Cambridgeshire

County

Published in The History of Parliament: the House of Commons 1715-1754, ed. R. Sedgwick, 1970
Available from Boydell and Brewer

Background Information

Number of voters:

about 2,500

Elections

DateCandidateVotes
17 Feb. 1715JOHN BROMLEY1342
 JOHN JENYNS1336
 Granado Pigot1145
18 Apr. 1717ROBERT CLARKE vice Jenyns, deceased 
27 Nov. 1718FRANCIS WHICHCOTE vice Bromley, deceased 
29 Mar. 1722SIR JOHN HYNDE COTTON1518
 EDWARD HARLEY, Lord Harley1494
 Sir Francis Whichcote945
 Sir Robert Clarke918
19 Nov. 1724SAMUEL SHEPHEARD vice Harley, called to the Upper House1337
 Francis Pemberton1239
24 Aug. 1727HENRY BROMLEY1668
 SAMUEL SHEPHEARD1643
 — Partriche338
 Sir John Hynde Cotton32
25 Apr. 1734HENRY BROMLEY 
 SAMUEL SHEPHEARD 
30 Apr. 1741SAMUEL SHEPHEARD 
 SOAME JENYNS 
16 July 1747PHILIP YORKE 
 SOAME JENYNS 

Main Article

At George I’s accession the leading Cambridgeshire Tories were Sir John Hynde Cotton of Madingley, who sat for Cambridge, and Lord Oxford’s son, Lord Harley, who had recently acquired Wimpole by marriage. The sitting Members, John Bromley, classed as a Whig who would often vote with the Tories, and John Jenyns, classed as a Tory who might often vote with the Whigs, were re-elected, defeating a Jacobite, Granado Pigot.1

On the deaths of Jenyns and Bromley in 1717 and 1718 no Tory candidates were available, Cotton being seated at Cambridge, and Harley refusing to stand. Two Whig country gentlemen were returned as stopgaps without opposition, but at the next general election they were defeated by Cotton, who gave up his seat at Cambridge, and Harley, who was at last persuaded to stand.

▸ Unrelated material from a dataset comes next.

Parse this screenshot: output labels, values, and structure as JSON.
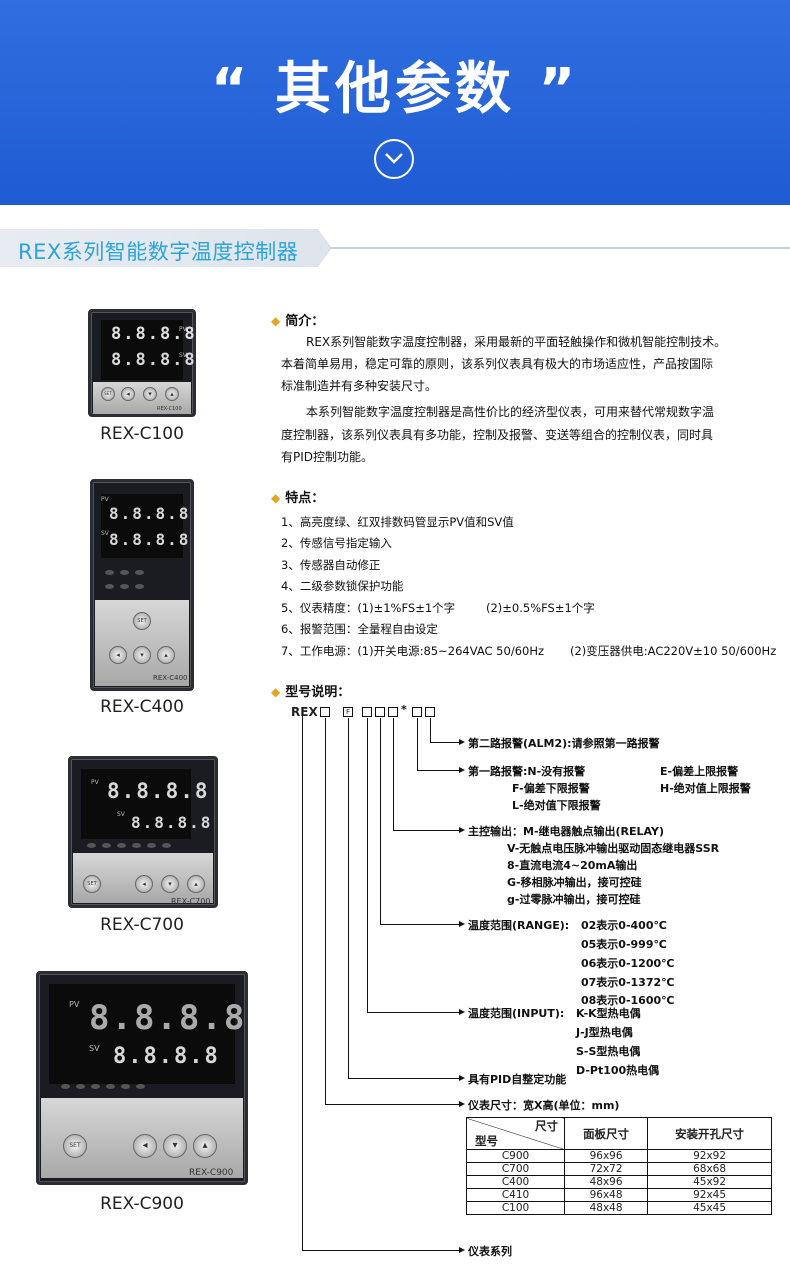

Soon after this the scale was decisively turned against the Tories by the entry into county politics of a wealthy London merchant, Samuel Shepheard, carrying with him the Jenyns and Bromley interests. At a by-election caused by Harley’s accession to the peerage in 1724, Shepheard was returned for the county, which he thenceforth represented with John Bromley’s son, Henry, till 1741, when Bromley on being raised to the peerage was replaced by another government supporter, Soame Jenyns.

In 1740 the Whig hold on the county was strengthened through the purchase of Wimpole by Lord Hardwicke, whose eldest son, Philip Yorke, replaced Shepheard as knight of the shire in 1747. The cost of this unopposed election to the two Whig candidates was over £2,000, mostly expended on entertaining the local gentry and paying the common freeholders as ‘expenses’ a guinea to those from the isle of Ely and half a guinea to the others.2

Author: Romney R. Sedgwick

Notes

  • 1. G. Pigot to Ld. North and Grey, undated, Bodl. North mss c. 9, f. 116.
  • 2. Philip Yorke to Hardwicke, 22 June 1747, Add. 35351, f. 117.